What PET imaging can tell cardiologists about post-heart transplant survival
New research published in the Journal of Nuclear Medicine suggests positron emission tomography (PET) myocardial perfusion imaging can be used to quantify myocardial blood flow (MBF) and myocardial flow reserve (MFR), which have been proven as accurate indicators of adverse outcomes after heart transplants.
Organ transplant is the end goal for patients with end-stage heart failure, Robert J.H. Miller, MD, of the University of Calgary, and colleagues wrote in the journal. It can afford HF patients 13 years of life or more, but those patients are also at an increased risk of other CV problems, including cardiac allograft vasculopathy (CAV). CAV accounts for more than one-third of deaths in patients who survive at least five years after their heart transplant.
“MBF and MFR have been shown to be useful for diagnosis and prognosis of CAV in a few single-center studies, however, there is no consensus on which marker—stress MBF or MFR—should be applied for these purposes,” Miller said in a release. “In this study, we compared the utility of MBF and MFR, using previously derived thresholds, to provide the external validation required to guide broader clinical implementation.”

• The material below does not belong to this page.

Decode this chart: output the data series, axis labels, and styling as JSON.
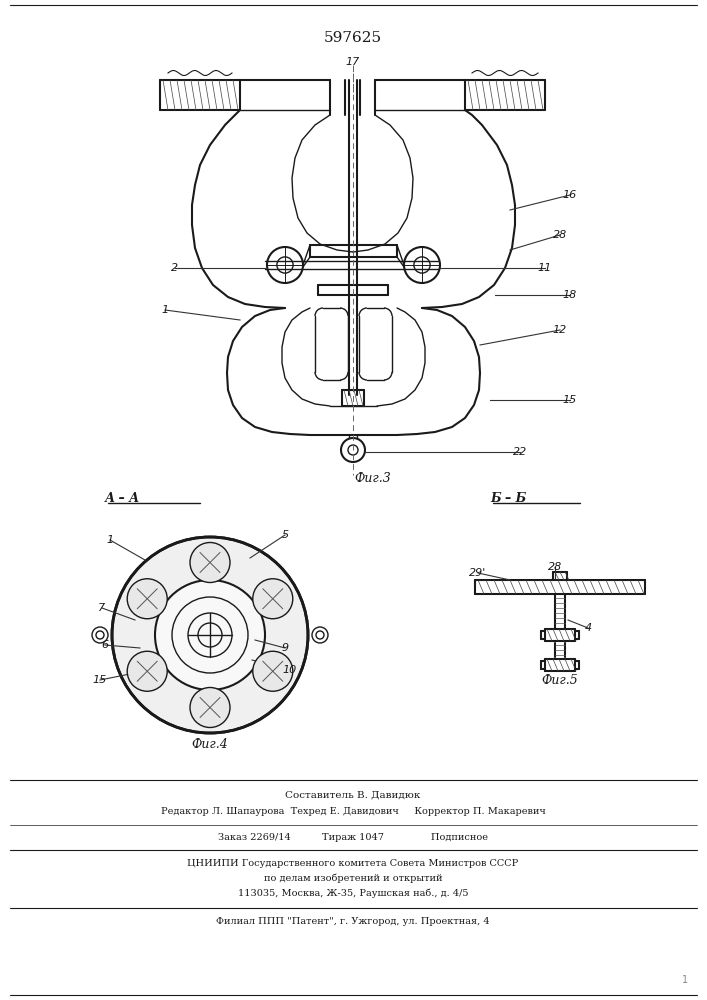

Miller and his team studied 99 cardiac transplant patients who underwent 82Rb PET myocardial perfusion imaging over a five-year period. Twenty-six patients died and 73 survived during the half-decade span, and Miller et al. compared imaging parameters between those patients.
They found that stress MBF, uncorrected MFR and corrected MFR were equivalent in flagging patients with significant CAV. Uncorrected MFR seemed to offer “superior discrimination” for mortality from all causes compared to stress MBF.
Miller and colleagues said that reserved MFR, defined as greater than or equal to 2.0, identified low-risk patients in the study while the presence of multiple abnormal parameters identified patients at the highest risk.
“PET with routine measures of MBF and MFR has a clear role in patients following cardiac transplantation,” Miller said. “This study provides practical information for centers implementing PET for CAV surveillance and will help guide them in implementing these important measurements.”